И я был вполне спокоен за завтрашний разговор мадам Пруст в лавке мадам Дюран или у зеленщицы, мадам Боннэ, где мадам Пруст ежедневно покупала четверть литра молока и изредка тощую теперешнюю газетку, в которой уже не печаталось, впрочем, ничего, кроме правительственных сообщений. Иногда я брал у мадам Пруст старые газеты и развлекался чтением статей вроде “Час Гамлена настал!”; “Французские войска — лучшие в мире!”; “Линия Мажино — неприступна!” Увы, Все это было уже — plusquamperfectum.

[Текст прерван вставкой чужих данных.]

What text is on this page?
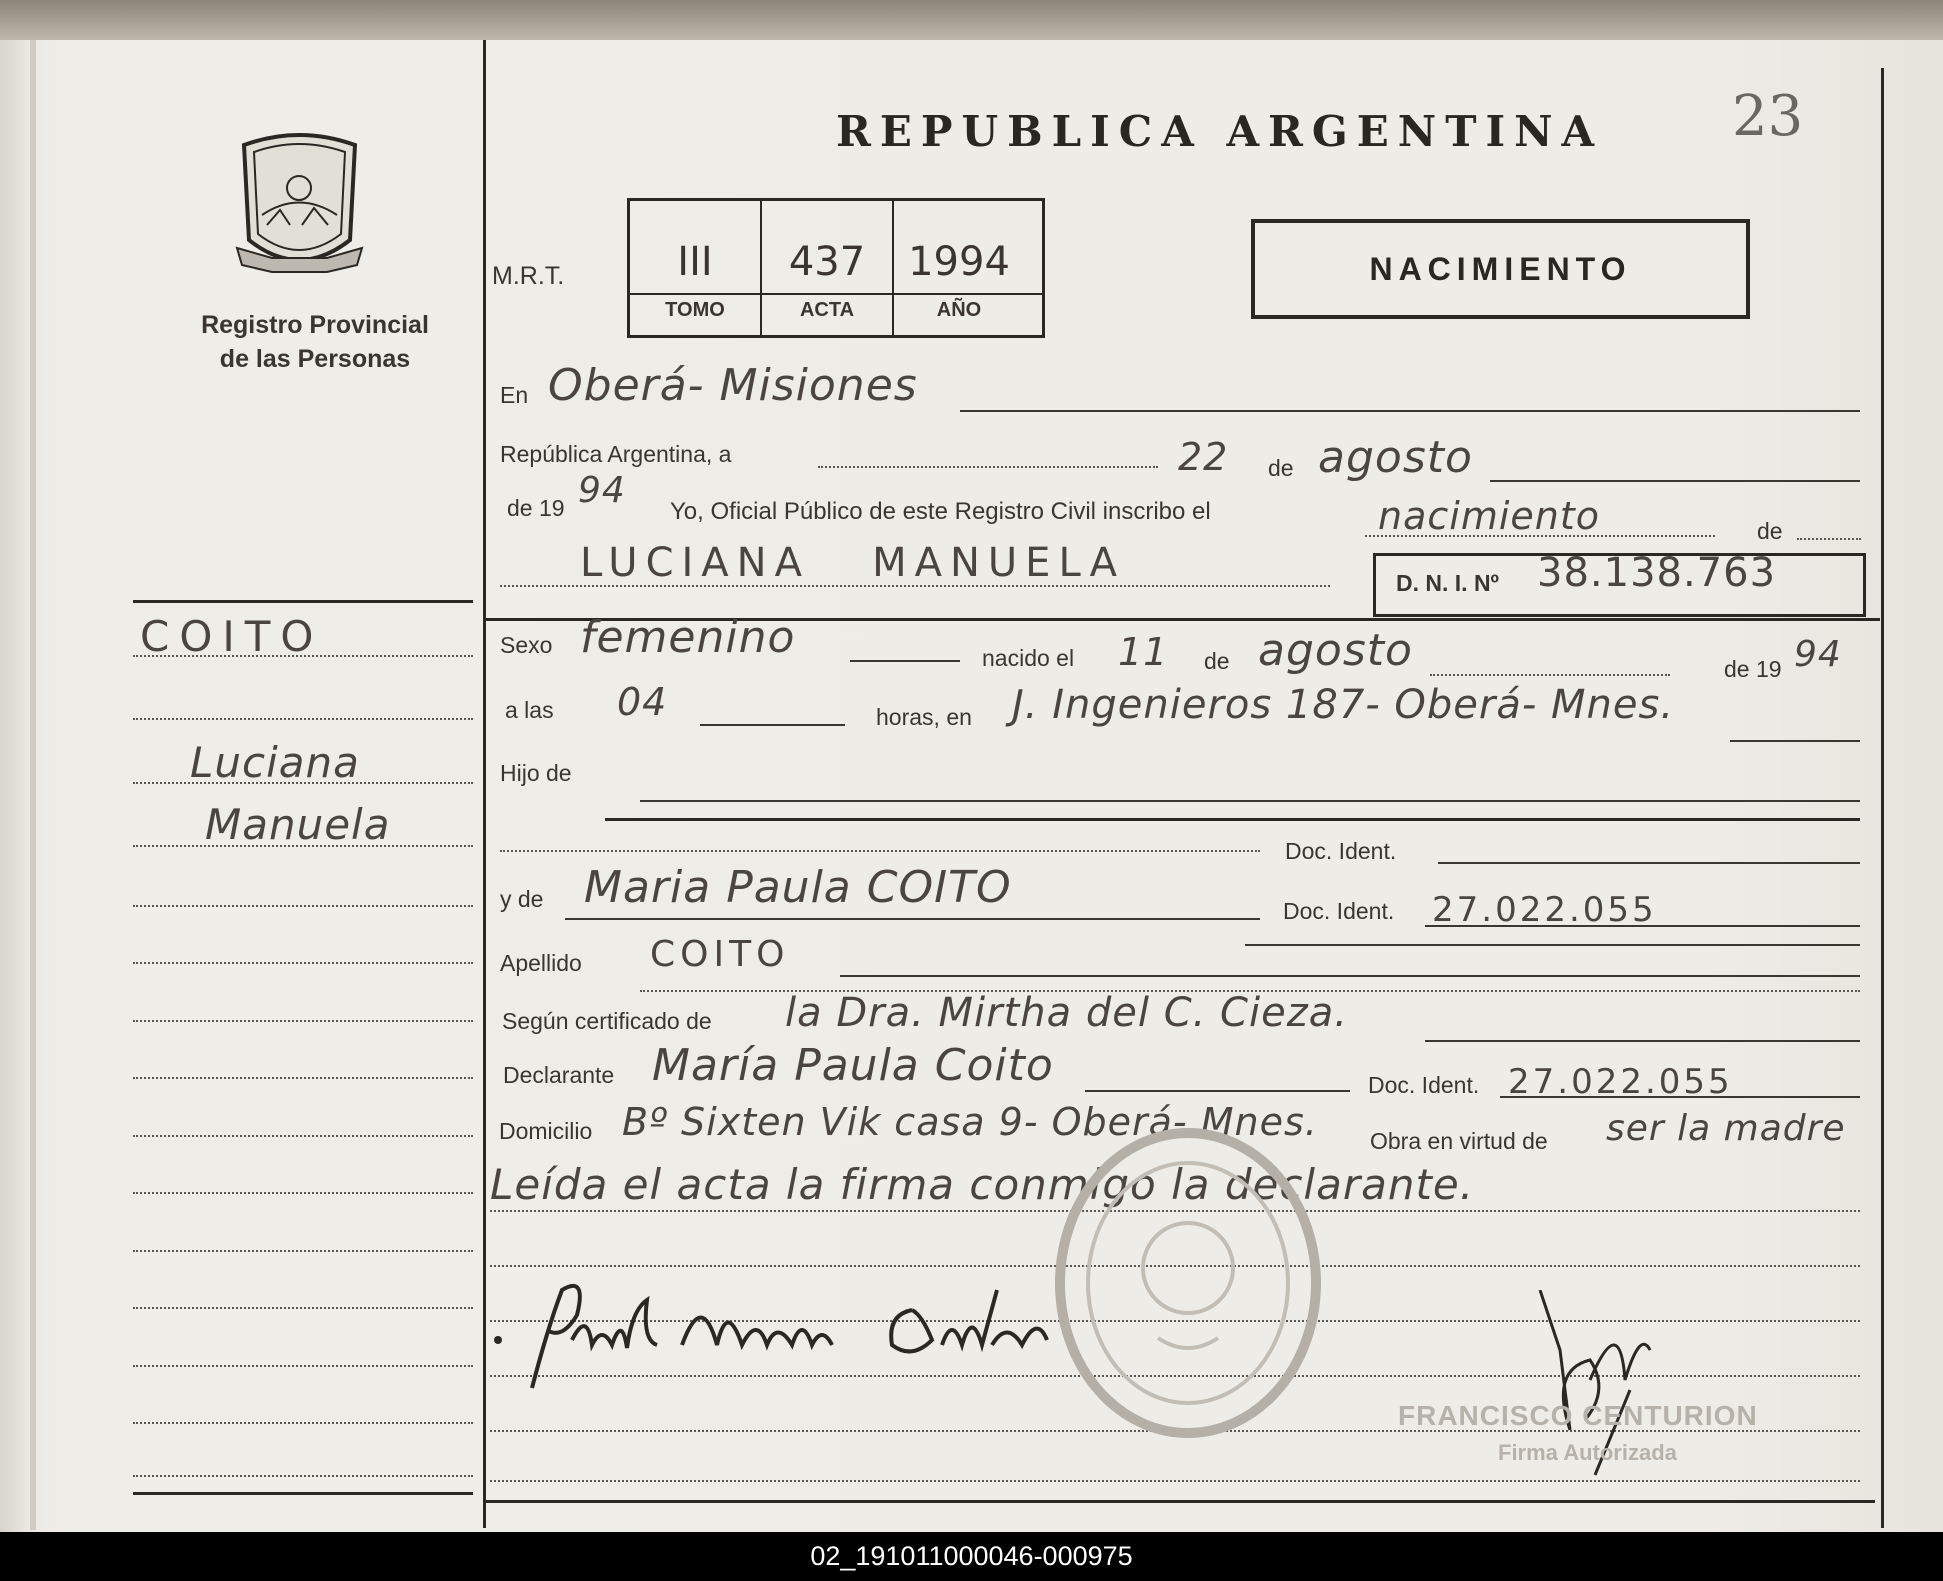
Registro Provincial
de las Personas
REPUBLICA ARGENTINA 23
M.R.T.	III	437	1994
TOMO	ACTA	AÑO
NACIMIENTO
COITO
Luciana
Manuela
En Oberá- Misiones
República Argentina, a	22 de agosto
de 19 94
Yo, Oficial Público de este Registro Civil inscribo el	nacimiento	de
LUCIANA   MANUELA	D. N. I. Nº 38.138.763
Sexo femenino	nacido el 11 de agosto	de 19 94
a las 04	horas, en J. Ingenieros 187- Oberá- Mnes.
Hijo de
Doc. Ident.
y de Maria Paula COITO	Doc. Ident. 27.022.055
Apellido COITO
Según certificado de la Dra. Mirtha del C. Cieza.
Declarante María Paula Coito	Doc. Ident. 27.022.055
Domicilio Bº Sixten Vik casa 9- Oberá- Mnes. Obra en virtud de ser la madre
Leída el acta la firma conmigo la declarante.
FRANCISCO CENTURION
Firma Autorizada
02_191011000046-000975
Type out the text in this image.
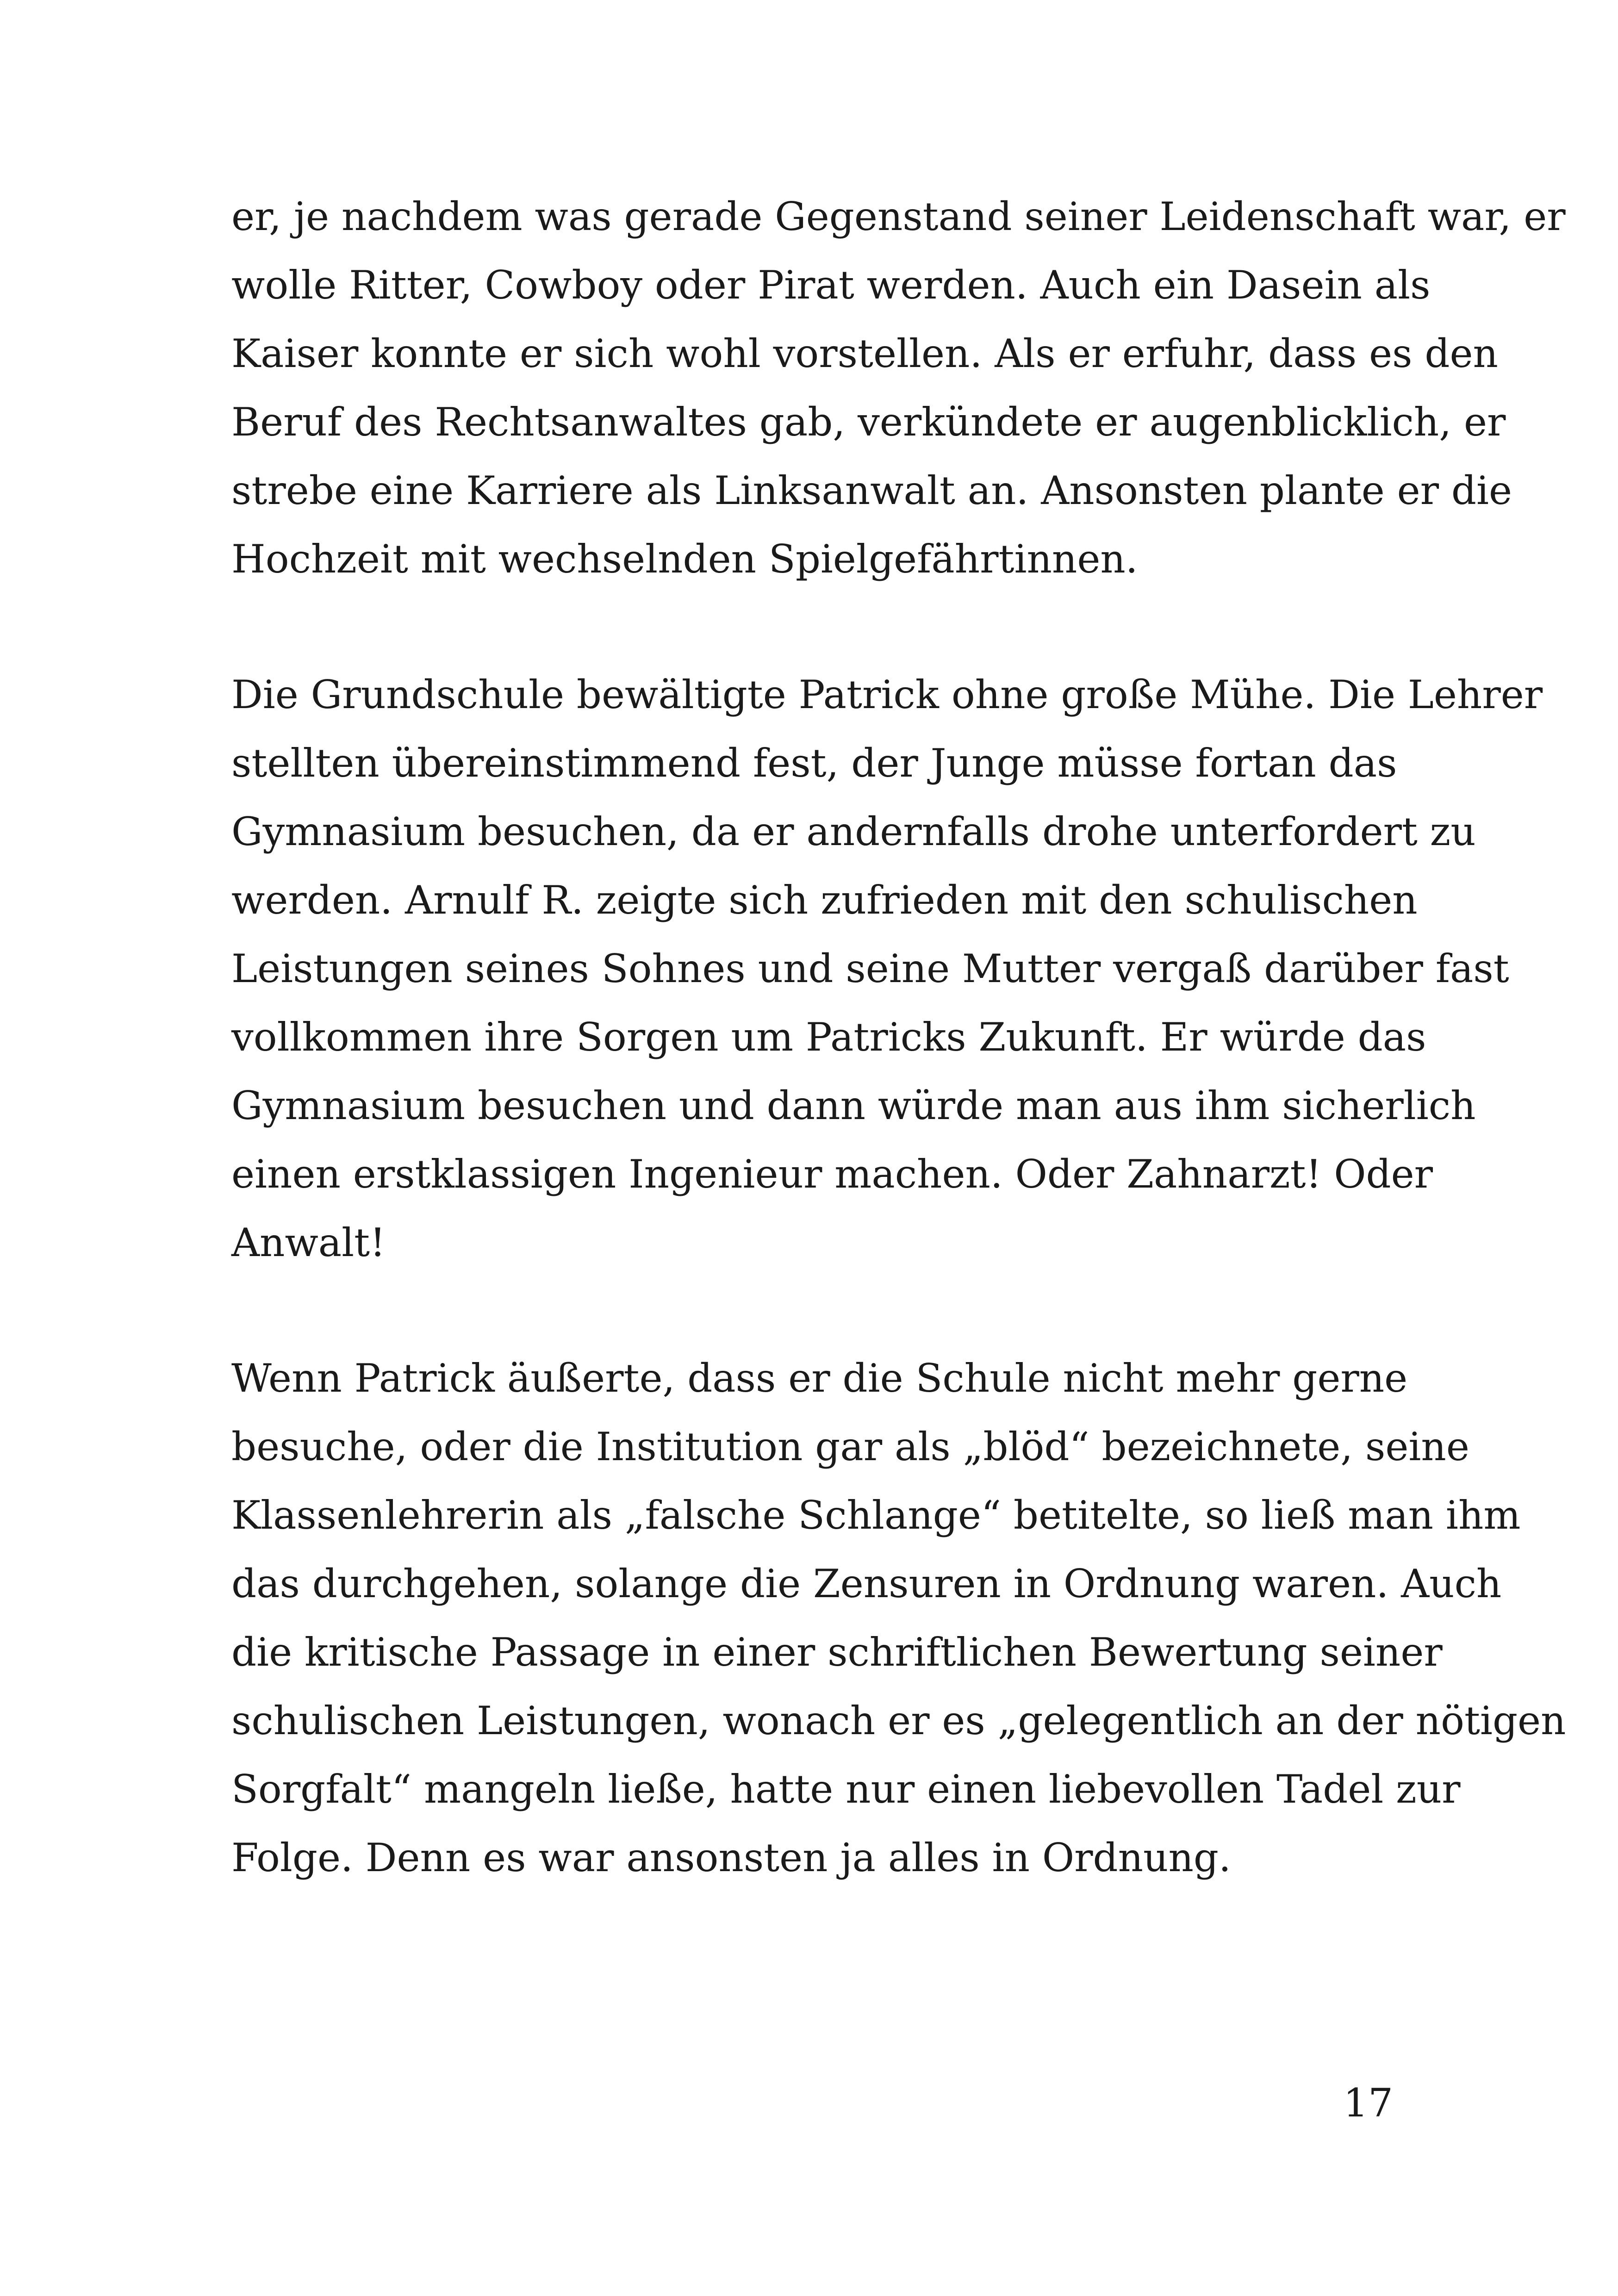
er, je nachdem was gerade Gegenstand seiner Leidenschaft war, er
wolle Ritter, Cowboy oder Pirat werden. Auch ein Dasein als
Kaiser konnte er sich wohl vorstellen. Als er erfuhr, dass es den
Beruf des Rechtsanwaltes gab, verkündete er augenblicklich, er
strebe eine Karriere als Linksanwalt an. Ansonsten plante er die
Hochzeit mit wechselnden Spielgefährtinnen.

Die Grundschule bewältigte Patrick ohne große Mühe. Die Lehrer
stellten übereinstimmend fest, der Junge müsse fortan das
Gymnasium besuchen, da er andernfalls drohe unterfordert zu
werden. Arnulf R. zeigte sich zufrieden mit den schulischen
Leistungen seines Sohnes und seine Mutter vergaß darüber fast
vollkommen ihre Sorgen um Patricks Zukunft. Er würde das
Gymnasium besuchen und dann würde man aus ihm sicherlich
einen erstklassigen Ingenieur machen. Oder Zahnarzt! Oder
Anwalt!

Wenn Patrick äußerte, dass er die Schule nicht mehr gerne
besuche, oder die Institution gar als „blöd“ bezeichnete, seine
Klassenlehrerin als „falsche Schlange“ betitelte, so ließ man ihm
das durchgehen, solange die Zensuren in Ordnung waren. Auch
die kritische Passage in einer schriftlichen Bewertung seiner
schulischen Leistungen, wonach er es „gelegentlich an der nötigen
Sorgfalt“ mangeln ließe, hatte nur einen liebevollen Tadel zur
Folge. Denn es war ansonsten ja alles in Ordnung.

17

Так мы и жили в старом городке Вианн, на берегу реки Баиз. У реки стояла древняя мельница, и сразу же у берега начинался прекрасный лиственный лес, где хорошо было в закатный час, когда, по старинной традиции, уже после заката солнца старые люди выползали из своих домов и рассаживались на ступеньках крылец, на скамейках у домов, говорили о несложных вианнских новостях и о событиях войны, пользуясь какими-то невероятными слухами, которые кто-то привез через границу между оккупированной и свободной зонами. Как известно, в то время Франция была уже разделена на две зоны. И мы, счастливые, жили в свободной.
Конечно, это было настоящее счастье. Мы не были свидетелями вступления немцев в Париж, когда, как рассказывал мне приятель, он видел на парижской улице плачущего французского полицейского: “Осаживал толпу французов, а сам плакал как ребенок…” Именно тогда, в день вступления немцев в Париж, знаменитый французский хирург Мартель покончил жизнь самоубийством. Мадам Пруст рассказывала об этом самоубийстве с каким-то притворным (по-моему), театральным ужасом, а живший у нее француз-рабочий умно заметил: “Мы на это не способны… Для этого надо быть образованным человеком”. Мадам Пруст не поняла этой фразы, возмутилась и начала было кричать, что мы все на это способны! Но рабочий в спор не вступил. А выразил он, конечно, очень верную и тогда меня поразившую мысль.
Впрочем, знаменитый профессор Мартель покончил самоубийством напрасно, как это показала жизнь. Он не мог патриотически-эстетически пережить вида немецких солдат на парижских улицах, стука их подкованных сапог на Елисейских полях, вида этих серых однообразных форм, марширующих по бульвару Распай. Все это, конечно, так. Но если бы профессор не поспешил уйти, он увидел бы и нечто иное. Увидел бы, как по Елисейским полям идут, как победители, французские танки знаменитой дивизии знаменитого генерала Леклерка под неистовые, радостные крики и клики парижан.
Моя работа на фабрике в должности контрметра сводилась к наблюдению за продукцией и подсчету сделанного каждым рабочим за день. Я был весьма либеральным контрметром. И рабочие это если не сразу, то скоро заметили. С ними у меня установились дружеские отношения. Со всеми — чехами, французами, итальянцами, даже испанцами, — кроме одного, красного из красных испанца-коммуниста, который меня возненавидел, вероятно, как “класс”, как “белого” русского, как “врага народа”. Это был красивый, весь какой-то гуттаперчиво извивавшийся, сильный, похожий телом на обезьяну, типичный брюнет-испанец. Говорил он со мной всегда подчеркнуто грубо, стараясь подловить на каких-нибудь неточностях в записях. Сознаюсь, я тоже чувствовал к нему неприязнь, но не как к “классовому врагу”, а как к личности. Это была типичная большевицкая личность, сильная, жадная до своей жизни, до своей власти и, вероятно, совершенно беспощадная, жестокая по отношению к жизням чужим. Он был тем самым новым массовым человеком, опорой тирании, который вырвался в большевизме, нацизме, фашизме. Звали его как-то незамысловато — не то Лопес, не то Диас.